Genesis (spacecraft)

The Genesis spacecraft ( named after the first book of the Bible ) is a NASA mission to study the solar wind, with a Delta II rocket lifted off from Earth on August 8, 2001. It reached its final position, the L1 Lagrange point of the Sun-Earth system, in November 2001.

Board instruments

On board were four instruments of the probe:

  • Three high-purity collector arrays, which consist among other things of gold, sapphire, silicon and diamond. Between 3 December 2001 and 1 April 2004, they started on the particles of the solar wind. In this case, each of these arrays were exposed to one of three different solar wind regimes. These arrays were returned in a sample capsule to Earth, however they were damaged and contaminated by the unmitigated impact.
  • An ion detector, which determines the velocity, density, temperature, and approximate composition of the ionic component.
  • An electronic monitor, which determines the energy and density of the electrons.
  • A Ionenkonzentrator that filters elements such as oxygen and nitrogen, and directed to a special collector.

Mission History

After exposure of the capsule with the samples the Genesis probe mother was brought anticipatory orbit around the sun in one of the earth.

On 8 September 2004 the capsule crashed to the collectors in the desert from Salt Lake City to the ground, without the parachutes had opened. A helicopter would have the sample container in the air absorb and to bring you safely to the earth.

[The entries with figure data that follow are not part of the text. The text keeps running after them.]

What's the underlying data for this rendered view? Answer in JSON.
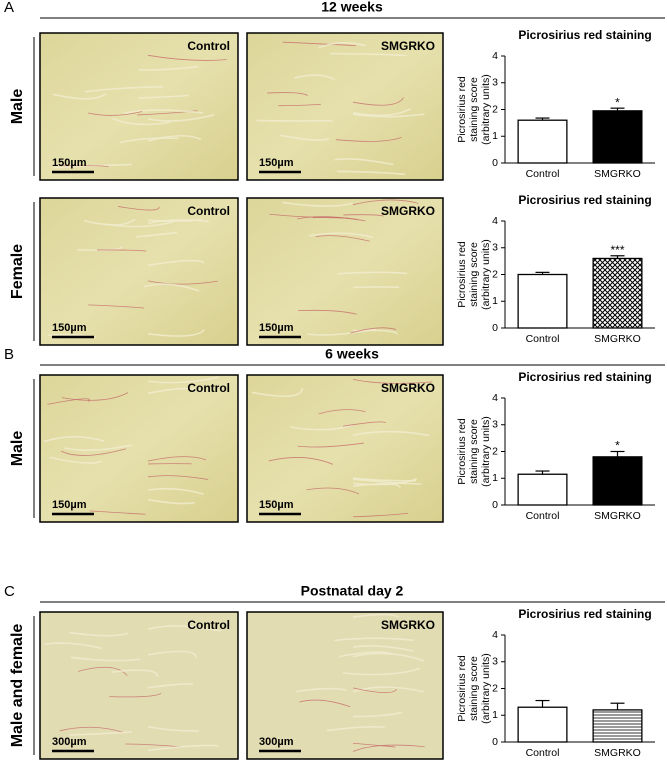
{
  "panels": [
    {
      "label": "A",
      "header": "12 weeks",
      "rows": [
        {
          "label": "Male",
          "images": [
            {
              "label": "Control",
              "scale": "150µm"
            },
            {
              "label": "SMGRKO",
              "scale": "150µm"
            }
          ]
        },
        {
          "label": "Female",
          "images": [
            {
              "label": "Control",
              "scale": "150µm"
            },
            {
              "label": "SMGRKO",
              "scale": "150µm"
            }
          ]
        }
      ]
    },
    {
      "label": "B",
      "header": "6 weeks",
      "rows": [
        {
          "label": "Male",
          "images": [
            {
              "label": "Control",
              "scale": "150µm"
            },
            {
              "label": "SMGRKO",
              "scale": "150µm"
            }
          ]
        }
      ]
    },
    {
      "label": "C",
      "header": "Postnatal day 2",
      "rows": [
        {
          "label": "Male and female",
          "images": [
            {
              "label": "Control",
              "scale": "300µm"
            },
            {
              "label": "SMGRKO",
              "scale": "300µm"
            }
          ]
        }
      ]
    }
  ],
  "chart_data": [
    {
      "type": "bar",
      "title": "Picrosirius red staining",
      "y_label": [
        "Picrosirius red",
        "staining score",
        "(arbitrary units)"
      ],
      "categories": [
        "Control",
        "SMGRKO"
      ],
      "values": [
        1.6,
        1.95
      ],
      "errors": [
        0.08,
        0.1
      ],
      "annotations": [
        null,
        "*"
      ],
      "fills": [
        "white",
        "black"
      ],
      "ylim": [
        0,
        4
      ],
      "yticks": [
        0,
        1,
        2,
        3,
        4
      ]
    },
    {
      "type": "bar",
      "title": "Picrosirius red staining",
      "y_label": [
        "Picrosirius red",
        "staining score",
        "(arbitrary units)"
      ],
      "categories": [
        "Control",
        "SMGRKO"
      ],
      "values": [
        2.0,
        2.6
      ],
      "errors": [
        0.08,
        0.1
      ],
      "annotations": [
        null,
        "***"
      ],
      "fills": [
        "white",
        "crosshatch"
      ],
      "ylim": [
        0,
        4
      ],
      "yticks": [
        0,
        1,
        2,
        3,
        4
      ]
    },
    {
      "type": "bar",
      "title": "Picrosirius red staining",
      "y_label": [
        "Picrosirius red",
        "staining score",
        "(arbitrary units)"
      ],
      "categories": [
        "Control",
        "SMGRKO"
      ],
      "values": [
        1.15,
        1.8
      ],
      "errors": [
        0.12,
        0.2
      ],
      "annotations": [
        null,
        "*"
      ],
      "fills": [
        "white",
        "black"
      ],
      "ylim": [
        0,
        4
      ],
      "yticks": [
        0,
        1,
        2,
        3,
        4
      ]
    },
    {
      "type": "bar",
      "title": "Picrosirius red staining",
      "y_label": [
        "Picrosirius red",
        "staining score",
        "(arbitrary units)"
      ],
      "categories": [
        "Control",
        "SMGRKO"
      ],
      "values": [
        1.3,
        1.2
      ],
      "errors": [
        0.25,
        0.25
      ],
      "annotations": [
        null,
        null
      ],
      "fills": [
        "white",
        "horizontal-lines"
      ],
      "ylim": [
        0,
        4
      ],
      "yticks": [
        0,
        1,
        2,
        3,
        4
      ]
    }
  ]
}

The sample capsule struck near a base for the U.S. Army (Utah Test and Training Range), thus could emergency personnel investigate the capsule quickly. The collectors, which contained captured solar wind, have been destroyed or are likely contaminated by the Earth's atmosphere and dust, as the hermetic sealing of the capsule was no longer present after the impact.

Research results

According to official NASA opinion parts of the panels have remained intact. The excavated remains of the container panels were tested in a clean room with various methods to purify contaminated by earthly dust collectors. To be problematic this proves the small amount ( 3-4 micrograms) and penetration depth of the trapped solar particles.

The penetration depth is typically only 10 nanometers. Nevertheless, even particles of the solar wind could be clearly isolated, because the pollution affects only the surface. 15,000 fragments were recovered. Measure your size at least 3 mm and only a few centimeters after all. To investigate, they went to 16 laboratories.

The atoms of the sun could now (June 2011) are separated from the earthly impurities and prove that the sun - like the gas planets - a distinctly different isotopic distribution than the inner planets.

Accident investigation

To elucidate the failure of the landing parachutes, was set up immediately by NASA a commission of inquiry. Their results affect safety considerations, the similarly designed Stardust mission and the planning of future " sample return" missions. First indications pointed to a technical failure of the control mechanisms of the probe. The preliminary result of the inquiry commission pointed to a design flaw of the accelerometers that have been incorrectly installed. With the completion of the investigation, almost two years after the crash, this assumption has been confirmed: a sensor for measuring the acceleration of gravity, which should trigger the brake shields, had been in the wrong way. Because of the time constraints in the construction of the 260 -million-dollar probe the manufacturer Lockheed Martin had no need for a comprehensive test in which this would be noticed, and been content with a simpler.